Des réflexions longues, qui n’apportent pas de réponses, mais sans cesse plus de questions.
Peut-être, est ce pour cela que le « monde ufologique » semble s’essouffler un peu.
L’homme est composé de matières organiques, puis selon que l’on soit religieux ou philosophe ; d’une âme, d’un esprit, d’une conscience, etc…
Ceci posé nous n’avons guère apporté de nouveautés.
Il reste la question qui nous occupe, pourquoi certains ou certaines sont abductés, pas d’autres.

Nous avons partagé l’idée que les abductés possèdent un élément « inorganique » qui intéresserait, ou qui appartiendrait aux « ultraterrestres » et dont ils viennent régulièrement « vérifier » l’état. (Ce qui n’explique en rien le choix des individus impliqués). Nous avons aussi imaginé que les abductés « enrichissaient » de leur malheureuse expérience les champs morphiques. De la sorte ils impliquaient toute l’humanité dans la conviction que la vie ailleurs que sur Terre existait.
Qu’elle possède une technologie qui nous dépasse grandement.
Cette hypothèse ressemble à la création d’un mythe bien humain, nous nous méfions de cela.
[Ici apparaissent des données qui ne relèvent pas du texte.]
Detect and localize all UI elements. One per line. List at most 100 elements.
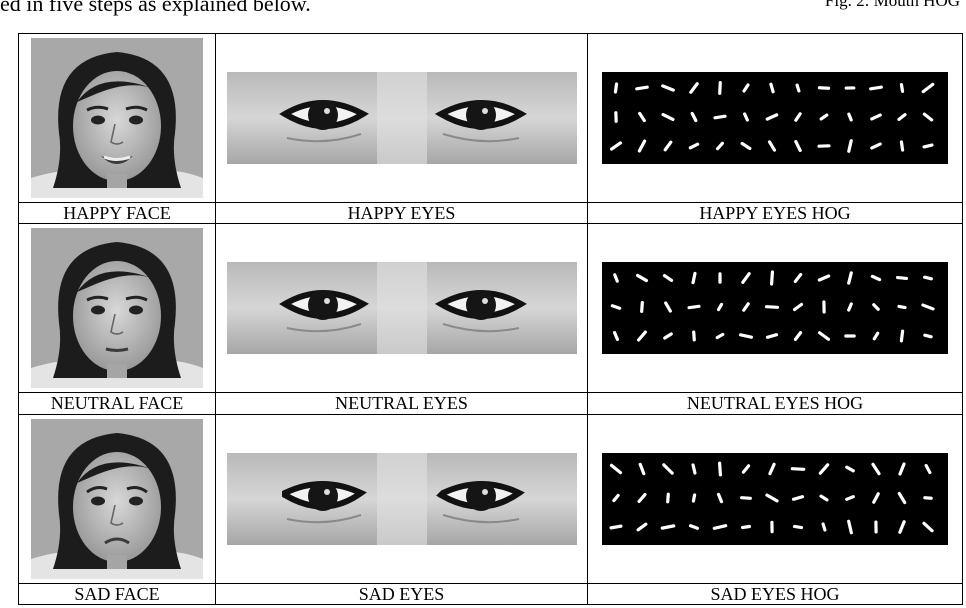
hog-cell-mark [870, 275, 882, 282]
sad-face-label: SAD FACE [18, 582, 216, 605]
figure-caption: Fig. 2: Mouth HOG [824, 0, 960, 10]
hog-cell-mark [742, 83, 750, 93]
hog-cell-mark [899, 140, 905, 152]
hog-cell-mark [899, 329, 905, 343]
hog-cell-mark [922, 521, 934, 532]
hog-cell-mark [635, 85, 649, 91]
hog-cell-mark [898, 519, 906, 534]
hog-cell-mark [692, 330, 696, 342]
hog-cell-mark [638, 111, 646, 123]
table-row-happy-images [18, 33, 963, 203]
neutral-eyes-hog-label: NEUTRAL EYES HOG [587, 392, 963, 415]
table-row-sad-labels: SAD FACE SAD EYES SAD EYES HOG [18, 582, 963, 605]
hog-cell-mark [637, 330, 647, 342]
hog-cell-mark [922, 143, 934, 149]
hog-cell-mark [666, 492, 670, 504]
hog-cell-mark [713, 114, 727, 120]
hog-cell-mark [819, 494, 829, 502]
hog-cell-mark [791, 494, 805, 501]
hog-cell-mark [610, 304, 622, 311]
hog-cell-mark [847, 519, 853, 534]
table-row-happy-labels: HAPPY FACE HAPPY EYES HAPPY EYES HOG [18, 201, 963, 225]
hog-cell-mark [794, 112, 802, 122]
hog-cell-mark [637, 492, 647, 503]
hog-cell-mark [767, 140, 777, 152]
hog-cell-mark [740, 495, 752, 500]
hog-cell-mark [923, 333, 933, 339]
hog-cell-mark [872, 303, 880, 312]
hog-cell-mark [792, 303, 804, 312]
hog-cell-mark [845, 494, 855, 501]
hog-cell-mark [847, 271, 853, 285]
expression-table: HAPPY FACE HAPPY EYES HAPPY EYES HOG NEU… [18, 33, 963, 605]
hog-cell [587, 223, 963, 394]
hog-cell-mark [765, 113, 779, 121]
hog-cell-mark [635, 274, 649, 283]
hog-cell-mark [689, 82, 699, 94]
hog-cell-mark [691, 492, 697, 503]
hog-cell-mark [660, 523, 676, 530]
hog-cell-mark [688, 142, 700, 150]
hog-cell-mark [872, 331, 880, 341]
hog-cell-mark [636, 522, 648, 531]
hog-cell-mark [921, 303, 935, 311]
hog-cell-mark [845, 465, 855, 472]
hog-cell-mark [690, 111, 698, 123]
hog-cell-mark [921, 82, 935, 94]
hog-cell-mark [740, 141, 752, 151]
hog-cell-mark [793, 273, 803, 284]
table-row-neutral-labels: NEUTRAL FACE NEUTRAL EYES NEUTRAL EYES H… [18, 392, 963, 415]
hog-cell-mark [898, 461, 906, 476]
hog-cell-mark [870, 113, 882, 121]
hog-cell-mark [691, 272, 697, 285]
hog-cell-mark [869, 85, 883, 91]
intro-text: ed in five steps as explained below. [0, 0, 311, 16]
hog-cell-mark [740, 524, 752, 529]
hog-cell-mark [663, 332, 673, 340]
hog-cell-mark [687, 304, 701, 310]
hog-cell-mark [742, 302, 750, 312]
hog-cell-mark [664, 301, 672, 313]
hog-cell-mark [662, 274, 674, 283]
hog-cell-mark [792, 524, 804, 529]
hog-cell-mark [638, 462, 646, 475]
hog-cell-mark [637, 139, 647, 153]
hog-cell-mark [741, 463, 751, 474]
hog-cell-mark [922, 112, 934, 122]
hog-cell-mark [847, 302, 853, 312]
happy-eyes-hog-image [602, 71, 948, 164]
table-row-neutral-images [18, 223, 963, 394]
hog-cell-mark [847, 112, 853, 122]
hog-cell-mark [769, 270, 775, 286]
hog-cell-mark [897, 112, 907, 121]
hog-cell-mark [609, 463, 623, 474]
hog-cell-mark [717, 461, 723, 477]
face-cell [18, 33, 216, 203]
hog-cell-mark [795, 83, 801, 93]
hog-cell-mark [661, 112, 675, 121]
hog-cell-mark [691, 462, 697, 475]
hog-cell-mark [897, 491, 907, 504]
hog-cell-mark [817, 331, 831, 342]
hog-cell-mark [716, 303, 724, 312]
hog-cell-mark [790, 466, 806, 471]
hog-cell-mark [899, 82, 905, 93]
hog-cell-mark [715, 141, 725, 151]
neutral-face-label: NEUTRAL FACE [18, 392, 216, 415]
face-cell [18, 223, 216, 394]
hog-cell-mark [640, 301, 644, 314]
hog-cell-mark [662, 462, 674, 475]
face-cell [18, 413, 216, 584]
sad-eyes-label: SAD EYES [215, 582, 588, 605]
hog-cell [587, 33, 963, 203]
hog-cell-mark [818, 462, 830, 475]
hog-cell-mark [612, 493, 620, 502]
hog-cell-mark [794, 139, 802, 152]
hog-cell-mark [769, 82, 775, 94]
hog-cell-mark [896, 276, 908, 281]
hog-cell-mark [715, 333, 725, 340]
hog-cell-mark [661, 84, 675, 92]
hog-cell-mark [923, 275, 933, 281]
hog-cell-mark [765, 333, 779, 340]
hog-cell-mark [764, 305, 780, 310]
L’idée d’un élément inorganique que les abductés possèderaient et qui serait inspecté régulièrement, était celle qui nous semblait la plus plausible. Les travaux de C. Malanga sur ce sujet sont particulièrement intéressants. (Il nous semble qu’il a été le premier à mener si loin ces recherches).
Il y a encore un hiatus ; les implants.
La preuve que les implants sont bien réels n’est plus à faire.
Vient alors la question pourquoi certains ont des implants pas d’autres ?
Il semble que les implants soient posés sur des terminaisons nerveuses qui ne correspondent pas aux lieux physiques où nous situons habituellement l’âme, l’esprit, la conscience. « Lieux » qui pourraient être le support de l’élément inorganique appartenant aux ultraterrestres.
De plus si toutes les personnes ayant un implant ont été abductées, tous les abductés ne sont pas porteur d’un implant.

Il y a une « cacophonie » d’informations. De nombreux ufologues ont suggérés que nous vivions dans un hologramme et que le phénomène OVNI en serait une sorte de fenêtre.
Devant le flux important d’informations qui ne sont ni contradictoires ni complémentaires, nous pouvons envisager que nous soyons non pas dans un hologramme, mais dans une superposition de plusieurs hologrammes.

Cela expliquerait que les récits d’abduction soient aussi différents, et que d’autres, nombreux, sont « construit » sur le même schéma. Sorte d’examen médical traumatisant, qui semble sans autre but qu’un semblant de « contrôle » génétique.

Qu’y a-t‘il en commun entre l’abduction de Pascagoula, de celui des Hills, de Laundrum ???

A priori rien.
La certitude que l’abduction est causée par des entités « extraterrestres », l’étrangeté quasi absurde du déroulement de celle-ci et le mystère total sur son but, semble n’être que les liens ténus qui relient les abductions.
Tout se passe comme si nous avions un sens, une compréhension dont nous n’avons pas conscience, et dont nous ne gardons pas la mémoire active des informations reçues ou vécues.
Ce qui pourrait expliquer le cas de cette américaine qui semble avoir été abductée et qui par la suite récitait ou énumérait de longues séries de chiffres, de nombres, de calculs totalement incompréhensibles pour elle et ceux qui les entendaient.
La « mémoire » remontait mais de façon incompréhensible.
L’abducté sait qu’il a vécu en dehors de la réalité de ce monde, mais il lui est impossible de savoir où.
La question la plus terrible est « pourquoi moi ? ».
A t’il été à Magonia, pays des fées, comme le suggère J.Vallée ?
Est-il parti pour l’univers des « esprits » des shamans ?
Nous ne savons toujours pas qui sont les entités que les volontaires des expériences de Strassmann ont rencontrées.
Il convient de constater que ni les fées, ni les « esprits » shamaniques, ni les entités « de Strassman » n’ont indiqué aux humains comment quitter le cercle fermé de l’existence dans cet hologramme ou cette superposition d’hologrammes.
Quant aux « humanoïdes », que l’on peut penser « extraterrestres », ils n’ont de cesse de porter un message qui est sans grande signification, ou absurde. Par ces non sens, ils semblent organiser le déni de leur propre réalité.

Le monde des « ultras terrestre » est interdit aux humains.
Mais alors pourquoi abducter certains humains, les enlever pour les amener dans ce « monde interdit » ???